Search code examples
pythonmatrixsparse-matrix

Cosine distance between sparse matrices


I'm trying to understand how to use the csr_matrix API along with its cosine functionality, and I'm running into dimension mismatch issues.

I have the following two (3,3) matrices:

a = scipy.sparse.csr_matrix(np.reshape(np.arange(9), (3,3)))
b = scipy.sparse.csr_matrix(np.reshape(np.arange(9)*2+5, (3,3)))

And I want to compute the cosine similarity (or cosine distance) from a[0] and b[0] a-la cosine(a[0], b[0]).

If I print out the dimensions of a[0], b[0] I get:

(<1x3 sparse matrix of type '<class 'numpy.int64'>'
    with 2 stored elements in Compressed Sparse Row format>,
 <1x3 sparse matrix of type '<class 'numpy.int64'>'
    with 3 stored elements in Compressed Sparse Row format>)
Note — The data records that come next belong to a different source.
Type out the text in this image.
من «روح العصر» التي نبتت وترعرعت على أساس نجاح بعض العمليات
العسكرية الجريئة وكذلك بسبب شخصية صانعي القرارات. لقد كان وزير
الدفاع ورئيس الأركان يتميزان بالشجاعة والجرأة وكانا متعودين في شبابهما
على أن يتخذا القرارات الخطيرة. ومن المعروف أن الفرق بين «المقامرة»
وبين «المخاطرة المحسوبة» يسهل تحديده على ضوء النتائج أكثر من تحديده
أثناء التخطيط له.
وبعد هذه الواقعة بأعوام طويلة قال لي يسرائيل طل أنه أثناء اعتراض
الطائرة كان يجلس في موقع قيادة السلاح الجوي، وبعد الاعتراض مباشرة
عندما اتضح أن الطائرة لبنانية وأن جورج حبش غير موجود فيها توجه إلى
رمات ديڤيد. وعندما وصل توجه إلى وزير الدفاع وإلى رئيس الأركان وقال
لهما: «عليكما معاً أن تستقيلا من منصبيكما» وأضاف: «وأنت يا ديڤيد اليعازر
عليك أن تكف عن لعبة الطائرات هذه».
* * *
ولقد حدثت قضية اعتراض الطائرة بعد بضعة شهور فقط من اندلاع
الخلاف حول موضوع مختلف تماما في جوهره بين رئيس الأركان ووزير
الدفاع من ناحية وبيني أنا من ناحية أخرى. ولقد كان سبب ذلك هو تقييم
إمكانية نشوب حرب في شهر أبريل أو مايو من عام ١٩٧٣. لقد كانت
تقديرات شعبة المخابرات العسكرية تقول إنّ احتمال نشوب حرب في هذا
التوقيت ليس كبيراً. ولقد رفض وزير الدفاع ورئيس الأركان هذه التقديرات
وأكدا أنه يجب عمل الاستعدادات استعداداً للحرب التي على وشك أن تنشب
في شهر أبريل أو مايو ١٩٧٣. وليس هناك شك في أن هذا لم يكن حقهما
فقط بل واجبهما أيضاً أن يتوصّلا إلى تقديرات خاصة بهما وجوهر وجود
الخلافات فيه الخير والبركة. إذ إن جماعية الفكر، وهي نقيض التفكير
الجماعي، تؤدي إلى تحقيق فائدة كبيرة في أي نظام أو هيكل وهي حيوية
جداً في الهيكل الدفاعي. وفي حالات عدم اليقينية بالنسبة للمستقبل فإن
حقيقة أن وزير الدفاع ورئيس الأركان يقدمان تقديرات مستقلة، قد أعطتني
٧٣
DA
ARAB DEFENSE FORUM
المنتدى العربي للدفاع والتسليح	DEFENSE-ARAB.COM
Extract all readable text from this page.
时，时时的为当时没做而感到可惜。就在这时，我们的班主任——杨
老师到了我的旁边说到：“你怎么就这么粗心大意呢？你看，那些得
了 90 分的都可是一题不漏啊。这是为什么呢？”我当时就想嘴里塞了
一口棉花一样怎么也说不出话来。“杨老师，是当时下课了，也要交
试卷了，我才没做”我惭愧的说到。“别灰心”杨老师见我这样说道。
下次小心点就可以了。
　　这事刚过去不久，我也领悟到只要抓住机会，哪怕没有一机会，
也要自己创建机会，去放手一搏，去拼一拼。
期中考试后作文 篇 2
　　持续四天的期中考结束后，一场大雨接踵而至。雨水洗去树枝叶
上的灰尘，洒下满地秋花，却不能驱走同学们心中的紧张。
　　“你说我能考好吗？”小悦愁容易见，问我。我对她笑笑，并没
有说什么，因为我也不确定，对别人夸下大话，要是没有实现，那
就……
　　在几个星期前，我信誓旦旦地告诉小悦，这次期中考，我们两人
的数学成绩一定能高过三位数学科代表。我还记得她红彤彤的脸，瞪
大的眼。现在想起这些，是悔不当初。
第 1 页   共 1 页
So their dimension matches. But trying cosine(a[0], b[0]) results in ValueError: dimension mismatch. Any ideas why?


Solution

  • So the problem is that numpy.dot() is not aware of sparse matrices, per here: http://docs.scipy.org/doc/scipy/reference/sparse.html

    When I run

    >>> scipy.spatial.distance.cosine(a[0], b[0])
    Traceback (most recent call last):
      File "<stdin>", line 1, in <module>
      File "/usr/lib64/python2.6/site-packages/scipy/spatial/distance.py", line 303, in cosine
        return (1.0 - (np.dot(u, v.T) / \
      File "/usr/lib64/python2.6/site-packages/scipy/sparse/base.py", line 287, in __mul__
        raise ValueError('dimension mismatch')
    ValueError: dimension mismatch
    

    The error is in np.dot(), which doesn't understand the csr_matrix object that has been passed as an argument. This can be fixed by:

    >>> scipy.spatial.distance.cosine(a[0].toarray(), b[0].toarray())
    array([[ 0.10197349]])
    

    Obviously not the answer you were looking for, by converting to a dense array you lose the performance advantages, but at least that is what is causing your problem.